Grieg, how wonderful.

There is one other thing that happens with age: even the most matter-of-fact person occasionally succumbs to sentiment; I could sing a song of my own about that.

Mr. Charleston said...

What a great gift your father left with his biography. I have some of that from my folks, but mostly photos with no description and, therefore, lost to me. From a distant cousin I know about my paternal lineage traced back to first coming to American from England in the mid-1600's. But it's mostly a blur.

Kay Dennison said...

Great stuff!!!! I love learning about my forbears!

Thanks to a distant cousin on my dad's side there's a book about my family. We date back to Scottish highlands but emigrated to the colonies in early 1700s and settled in New Jersey. They fought in the Revolution under Washington and at this point we are all over the country.

My mom's the daughter of Bavarian immigrants who became dairy farmers in Wisconsin.

Roots are a good thing. I enjoyed learning about yours!

Donna Banta said...

Thanks for the book recommendations. What a wonderful gift your father left you. Sounds like you should consider writing one as well.

chlost said...

Well, I have a new book to add to my "to read" list. Thanks! I have tried to write a bit about myself, my recollections from my family and my children and grandchildren's early years. My father also wrote a biography, although it ended long before he married and had a family. An entry on my to-do list is to edit it and put it together for other family members. Your family is very interesting. Did the old world names continue intact in the US? I love Jakobsdottir.
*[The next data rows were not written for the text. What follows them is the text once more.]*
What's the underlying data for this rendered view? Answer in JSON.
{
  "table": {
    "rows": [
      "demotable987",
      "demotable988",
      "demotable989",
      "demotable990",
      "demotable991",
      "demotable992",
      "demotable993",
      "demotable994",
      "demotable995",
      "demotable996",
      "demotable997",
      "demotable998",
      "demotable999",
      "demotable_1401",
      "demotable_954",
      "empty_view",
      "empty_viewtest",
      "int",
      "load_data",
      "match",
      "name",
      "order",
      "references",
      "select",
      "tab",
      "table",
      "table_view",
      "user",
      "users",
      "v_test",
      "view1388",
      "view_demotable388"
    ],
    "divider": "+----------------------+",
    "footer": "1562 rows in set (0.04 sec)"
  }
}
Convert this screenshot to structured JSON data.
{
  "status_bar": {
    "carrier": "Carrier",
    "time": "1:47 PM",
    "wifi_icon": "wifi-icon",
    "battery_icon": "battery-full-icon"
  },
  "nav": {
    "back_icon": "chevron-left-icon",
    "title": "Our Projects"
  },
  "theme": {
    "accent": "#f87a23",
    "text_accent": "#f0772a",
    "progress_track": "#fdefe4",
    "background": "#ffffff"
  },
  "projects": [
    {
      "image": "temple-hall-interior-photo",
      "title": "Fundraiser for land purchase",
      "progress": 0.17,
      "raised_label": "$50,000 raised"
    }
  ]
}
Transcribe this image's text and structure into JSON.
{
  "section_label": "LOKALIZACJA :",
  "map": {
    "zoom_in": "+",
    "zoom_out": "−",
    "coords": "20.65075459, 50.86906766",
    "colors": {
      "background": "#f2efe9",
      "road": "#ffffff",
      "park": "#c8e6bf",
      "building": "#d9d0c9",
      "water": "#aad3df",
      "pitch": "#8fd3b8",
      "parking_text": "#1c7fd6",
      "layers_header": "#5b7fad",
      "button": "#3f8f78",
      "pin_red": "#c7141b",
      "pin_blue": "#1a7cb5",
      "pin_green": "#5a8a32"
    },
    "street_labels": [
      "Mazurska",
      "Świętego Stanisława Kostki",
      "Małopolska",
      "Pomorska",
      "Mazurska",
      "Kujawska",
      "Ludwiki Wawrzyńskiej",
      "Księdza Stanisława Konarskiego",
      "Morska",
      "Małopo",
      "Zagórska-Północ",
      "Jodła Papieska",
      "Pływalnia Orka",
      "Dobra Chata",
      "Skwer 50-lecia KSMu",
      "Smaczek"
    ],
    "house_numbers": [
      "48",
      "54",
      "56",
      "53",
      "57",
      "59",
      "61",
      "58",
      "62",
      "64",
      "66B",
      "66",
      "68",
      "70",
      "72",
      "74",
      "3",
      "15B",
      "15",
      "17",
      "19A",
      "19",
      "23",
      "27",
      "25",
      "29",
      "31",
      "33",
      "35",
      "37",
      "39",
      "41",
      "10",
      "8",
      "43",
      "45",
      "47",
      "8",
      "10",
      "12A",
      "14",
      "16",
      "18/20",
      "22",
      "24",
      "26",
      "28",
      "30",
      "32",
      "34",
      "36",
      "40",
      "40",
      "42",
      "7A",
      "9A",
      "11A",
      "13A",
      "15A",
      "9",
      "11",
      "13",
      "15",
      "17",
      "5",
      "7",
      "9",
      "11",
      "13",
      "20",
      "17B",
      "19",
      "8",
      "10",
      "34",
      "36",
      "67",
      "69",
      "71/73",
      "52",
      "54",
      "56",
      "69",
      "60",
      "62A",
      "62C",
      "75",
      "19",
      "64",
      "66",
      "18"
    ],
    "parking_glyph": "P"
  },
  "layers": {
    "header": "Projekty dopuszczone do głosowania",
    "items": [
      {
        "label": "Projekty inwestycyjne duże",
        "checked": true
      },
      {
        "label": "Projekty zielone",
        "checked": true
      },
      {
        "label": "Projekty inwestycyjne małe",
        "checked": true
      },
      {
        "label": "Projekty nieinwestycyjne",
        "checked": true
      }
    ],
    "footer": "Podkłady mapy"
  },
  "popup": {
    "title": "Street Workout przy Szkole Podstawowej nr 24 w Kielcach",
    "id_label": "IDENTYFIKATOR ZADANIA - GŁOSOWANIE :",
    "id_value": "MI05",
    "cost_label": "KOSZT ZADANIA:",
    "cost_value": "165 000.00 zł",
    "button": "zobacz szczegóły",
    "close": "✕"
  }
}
flyawayhomebook.com said...

Thanks for the book mention, I really appreciate it!
I'm glad I found you Jon (or did you find me?)
Now I'm going to listen to Solveig's Song and then call it a night...
Maggie

Kelli Nørgaard said...

WHAT PRECIOUS gifts these all are..... an autobiography to help you know your heritage?? HOW AWESOME IS THAT?!
It inspires me to do something similar for my grandchild who will arrive in October. Heritage is too important to just leave to chance!

Jono said...

Thank you all for the input!

Jono said...

chlost, the names had to be Anglicized to work in the U.S.

Maggie, I am just glad we are here.

Kelli, to me it is important to know where you are from and where you have been. Makes the future less scary.